Your positioning brief positions you for maximum leverage, communications clarity and marketing impact.
Your positioning brief or strategy brief is many times more powerful than any of your day-to-day assignment-focused creative briefs. This is because instead of just informing or guiding a single marketing initiative, we are working at the company level to forge greater pathways of connection. Every downstream piece of communications now has a platform to run on, if you will.
First, be something. Then, say something. (Then, add difference, dimension and depth to your position with complete 360° brand discovery by a brand strategist.)
Brand ultimately sits atop position, but too many skip this critical step. It is far more important to know your strategic position and only then, perhaps, to assess whether there are previously unconsidered opportunities to build a stronger brand on top of it. Whatever the specific message, who that message is coming from matters greatly. The vast problem we see these days are companies running on promotion or brand alone. Neither will endure for the long haul. Knowing your position, making sure it’s the right one and reinforcing that differentiated position consistently and at every turn are the muscles behind your marketing budget. Keep healthy. Stay fit.
Some of the questions a marketing consultant, positioning consultant or content strategist asks to ensure you are building your marketing house on a solid foundation:
- Does your Unique Selling Proposition accurately and precisely capture why targets should care? In this way, greater focus for your marketing actually serves to create greater focus for the company as a whole.
- What three things render your market unique? If you are concerned that your business isn’t niche-oriented, this is an opportunity to carve out a niche based upon unique target needs or other demographic or psycho-graphic elements.
- Of course, we are going to examine the competitor positioning and messaging. But I am often able to bring new energy to the proceedings, and to the company as a whole, by asking the question in terms of competitive forces. What is preventing us from achieving our sales objectives and what is preventing us from connecting with our targets are two much more profound questions that help me steer my brand marketing and brand messaging clients in the right direction.
- Have you demonstrated the pure courage it takes to have your SWOT exercise or your list of First’s, Best’s, Most’s & Only’s by a fresh, objective, high-energy perspective?

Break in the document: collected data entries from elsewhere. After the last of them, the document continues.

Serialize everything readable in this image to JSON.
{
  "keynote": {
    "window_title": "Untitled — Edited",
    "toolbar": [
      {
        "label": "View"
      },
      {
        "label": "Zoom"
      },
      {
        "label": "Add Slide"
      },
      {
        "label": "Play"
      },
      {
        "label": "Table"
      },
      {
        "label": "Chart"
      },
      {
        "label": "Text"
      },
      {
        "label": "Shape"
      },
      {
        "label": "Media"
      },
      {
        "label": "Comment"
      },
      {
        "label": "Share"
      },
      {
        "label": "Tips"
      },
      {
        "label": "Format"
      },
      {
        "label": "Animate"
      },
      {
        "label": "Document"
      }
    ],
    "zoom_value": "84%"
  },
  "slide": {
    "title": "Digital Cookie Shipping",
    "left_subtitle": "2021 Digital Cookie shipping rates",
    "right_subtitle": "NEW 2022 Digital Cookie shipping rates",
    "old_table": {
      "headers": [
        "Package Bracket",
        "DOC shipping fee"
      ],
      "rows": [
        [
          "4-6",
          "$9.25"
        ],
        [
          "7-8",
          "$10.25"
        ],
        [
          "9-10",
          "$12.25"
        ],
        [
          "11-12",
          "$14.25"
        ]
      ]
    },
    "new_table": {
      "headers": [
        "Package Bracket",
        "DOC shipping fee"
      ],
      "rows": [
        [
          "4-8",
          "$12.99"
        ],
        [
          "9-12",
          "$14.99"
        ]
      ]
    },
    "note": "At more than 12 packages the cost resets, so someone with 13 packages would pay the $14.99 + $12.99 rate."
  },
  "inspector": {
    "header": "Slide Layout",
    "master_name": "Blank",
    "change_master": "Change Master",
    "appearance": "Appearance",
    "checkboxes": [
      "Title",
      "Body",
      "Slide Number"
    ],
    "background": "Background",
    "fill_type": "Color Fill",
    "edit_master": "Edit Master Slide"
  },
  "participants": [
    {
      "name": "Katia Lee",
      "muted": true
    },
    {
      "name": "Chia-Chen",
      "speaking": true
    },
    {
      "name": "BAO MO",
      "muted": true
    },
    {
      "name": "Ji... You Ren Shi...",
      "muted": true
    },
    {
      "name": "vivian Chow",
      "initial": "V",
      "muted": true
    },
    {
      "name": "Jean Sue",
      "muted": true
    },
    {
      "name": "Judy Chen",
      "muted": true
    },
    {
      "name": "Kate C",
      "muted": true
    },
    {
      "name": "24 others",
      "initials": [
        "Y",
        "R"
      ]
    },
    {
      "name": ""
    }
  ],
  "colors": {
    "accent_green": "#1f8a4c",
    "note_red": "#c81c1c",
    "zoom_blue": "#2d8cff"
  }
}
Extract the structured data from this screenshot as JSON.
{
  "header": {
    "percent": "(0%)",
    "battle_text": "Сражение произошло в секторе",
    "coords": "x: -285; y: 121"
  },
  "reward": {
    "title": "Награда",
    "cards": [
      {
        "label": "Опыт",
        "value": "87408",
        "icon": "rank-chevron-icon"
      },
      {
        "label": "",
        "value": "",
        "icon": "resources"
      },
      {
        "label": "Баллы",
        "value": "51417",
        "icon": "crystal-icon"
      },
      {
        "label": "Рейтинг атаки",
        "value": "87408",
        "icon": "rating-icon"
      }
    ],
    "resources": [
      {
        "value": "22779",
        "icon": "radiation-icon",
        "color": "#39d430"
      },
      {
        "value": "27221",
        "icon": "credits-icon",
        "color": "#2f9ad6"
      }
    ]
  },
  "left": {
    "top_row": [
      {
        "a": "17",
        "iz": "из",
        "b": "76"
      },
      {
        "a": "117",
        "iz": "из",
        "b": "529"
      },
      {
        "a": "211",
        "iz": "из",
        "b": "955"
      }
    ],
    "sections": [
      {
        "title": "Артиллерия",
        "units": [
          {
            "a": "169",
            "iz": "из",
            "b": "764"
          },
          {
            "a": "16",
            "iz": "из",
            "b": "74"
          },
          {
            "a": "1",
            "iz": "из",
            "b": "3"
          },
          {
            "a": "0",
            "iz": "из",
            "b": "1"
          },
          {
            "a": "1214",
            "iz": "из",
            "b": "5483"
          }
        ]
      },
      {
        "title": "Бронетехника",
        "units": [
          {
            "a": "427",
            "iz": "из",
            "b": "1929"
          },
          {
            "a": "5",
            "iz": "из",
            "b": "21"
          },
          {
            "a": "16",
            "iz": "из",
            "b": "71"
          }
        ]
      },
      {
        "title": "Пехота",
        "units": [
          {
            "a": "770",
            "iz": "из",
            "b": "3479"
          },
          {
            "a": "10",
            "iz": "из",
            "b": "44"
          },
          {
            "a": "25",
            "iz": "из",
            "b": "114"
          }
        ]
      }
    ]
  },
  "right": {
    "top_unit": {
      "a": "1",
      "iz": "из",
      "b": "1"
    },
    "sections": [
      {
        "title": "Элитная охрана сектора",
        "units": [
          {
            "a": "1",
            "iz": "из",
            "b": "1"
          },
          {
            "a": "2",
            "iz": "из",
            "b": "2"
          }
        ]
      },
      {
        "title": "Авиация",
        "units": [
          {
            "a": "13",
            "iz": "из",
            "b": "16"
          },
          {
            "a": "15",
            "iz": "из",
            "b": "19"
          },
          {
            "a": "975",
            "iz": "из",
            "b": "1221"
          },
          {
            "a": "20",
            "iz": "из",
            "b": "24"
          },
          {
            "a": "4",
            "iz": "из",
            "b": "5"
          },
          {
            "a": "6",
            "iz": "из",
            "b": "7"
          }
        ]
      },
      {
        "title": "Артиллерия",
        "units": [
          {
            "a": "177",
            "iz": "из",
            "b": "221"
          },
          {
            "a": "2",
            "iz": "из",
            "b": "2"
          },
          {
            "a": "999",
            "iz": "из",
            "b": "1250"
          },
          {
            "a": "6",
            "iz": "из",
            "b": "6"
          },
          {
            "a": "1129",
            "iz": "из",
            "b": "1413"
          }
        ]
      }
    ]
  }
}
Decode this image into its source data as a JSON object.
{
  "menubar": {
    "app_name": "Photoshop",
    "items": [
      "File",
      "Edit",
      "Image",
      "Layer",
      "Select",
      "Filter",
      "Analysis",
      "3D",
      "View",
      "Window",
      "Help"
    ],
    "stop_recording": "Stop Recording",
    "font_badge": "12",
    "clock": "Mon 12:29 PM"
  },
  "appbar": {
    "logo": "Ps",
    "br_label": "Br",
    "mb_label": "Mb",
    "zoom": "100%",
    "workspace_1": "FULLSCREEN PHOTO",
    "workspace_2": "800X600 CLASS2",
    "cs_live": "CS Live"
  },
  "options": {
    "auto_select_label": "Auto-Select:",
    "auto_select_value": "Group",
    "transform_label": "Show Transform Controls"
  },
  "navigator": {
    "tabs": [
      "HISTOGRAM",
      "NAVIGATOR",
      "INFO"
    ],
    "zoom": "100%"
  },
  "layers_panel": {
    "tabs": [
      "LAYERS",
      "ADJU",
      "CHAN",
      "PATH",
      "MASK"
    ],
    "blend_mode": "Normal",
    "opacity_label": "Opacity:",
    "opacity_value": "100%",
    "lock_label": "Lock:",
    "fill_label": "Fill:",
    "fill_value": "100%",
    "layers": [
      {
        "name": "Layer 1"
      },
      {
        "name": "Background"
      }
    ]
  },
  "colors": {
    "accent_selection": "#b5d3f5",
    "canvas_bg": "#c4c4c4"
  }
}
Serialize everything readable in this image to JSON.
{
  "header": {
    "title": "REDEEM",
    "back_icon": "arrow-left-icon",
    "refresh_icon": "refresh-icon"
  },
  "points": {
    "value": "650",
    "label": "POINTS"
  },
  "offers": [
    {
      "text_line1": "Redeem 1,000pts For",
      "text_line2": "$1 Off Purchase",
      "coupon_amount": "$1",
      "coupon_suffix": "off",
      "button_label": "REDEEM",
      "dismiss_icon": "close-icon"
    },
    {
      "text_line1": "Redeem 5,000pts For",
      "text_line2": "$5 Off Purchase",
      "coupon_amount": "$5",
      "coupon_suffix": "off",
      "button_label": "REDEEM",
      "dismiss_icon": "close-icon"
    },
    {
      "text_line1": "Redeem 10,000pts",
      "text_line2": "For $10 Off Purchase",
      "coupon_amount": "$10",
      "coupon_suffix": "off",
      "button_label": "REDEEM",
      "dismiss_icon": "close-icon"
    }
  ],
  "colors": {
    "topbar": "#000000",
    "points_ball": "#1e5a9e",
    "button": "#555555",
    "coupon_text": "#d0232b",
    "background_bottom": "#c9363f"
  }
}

- When we assess “who the company is” for the purposes of tightening up your positioning, we focus primarily on the target’s end-game, with the company being defined as the sole deliverer of these specific benefits. What are they thinking, feeling and doing post-consumption of the marketing message and post-transaction? (We judiciously save the bigger picture investigations into beliefs, culture and brand personality for brand work, wherein they can be more precisely reverse-engineered for greater enduring value.)
- If you are dissatisfied with either a) the creative work coming your way or b) the performance of your marketing in general, odds are very good that the disconnects and inefficiencies aren’t happening at a superficial level. Chances are also quite good that some solid positioning and brand messaging diagnostics will put you on a path to greater impact, greater resonance and a more effective, enduring target connection strategy.
What separates a great marketing consultant or positioning consultant from the also-rans?
It’s not that the questions that one marketing consultant asks or that one book invites you to ask are all that fundamentally different. What matters is that you’re working with someone who can very quickly get up to speed on the various elements of juice running through your business model, rapidly identify those areas where you are already strong and clear, and focus his/her attention around those cornerstone positioning and messaging issues wherein you are most likely to receive the biggest value.
As mentioned in the blog post on creative briefs, but it is yet more critical at the company’s strategic positioning level, you need to be working with someone who possesses enough experience to be able to trace the creative trajectory of any given point, notion or stipulation in the brief, sufficient tact and diplomacy to know where and when to probe more deeply and challenge the assumptions, but also enough instinct and confidence to know that an ounce of prevention in your company’s fundamental positioning is worth a pound of post-marketing cure. Time and money spent chasing incremental performance, paid to outside media outlets and agencies, is time and money you should be investing right into your own company. An increased internal understanding of how to better connect with more customers so that they will part with more of their money is invaluable. Follow the money.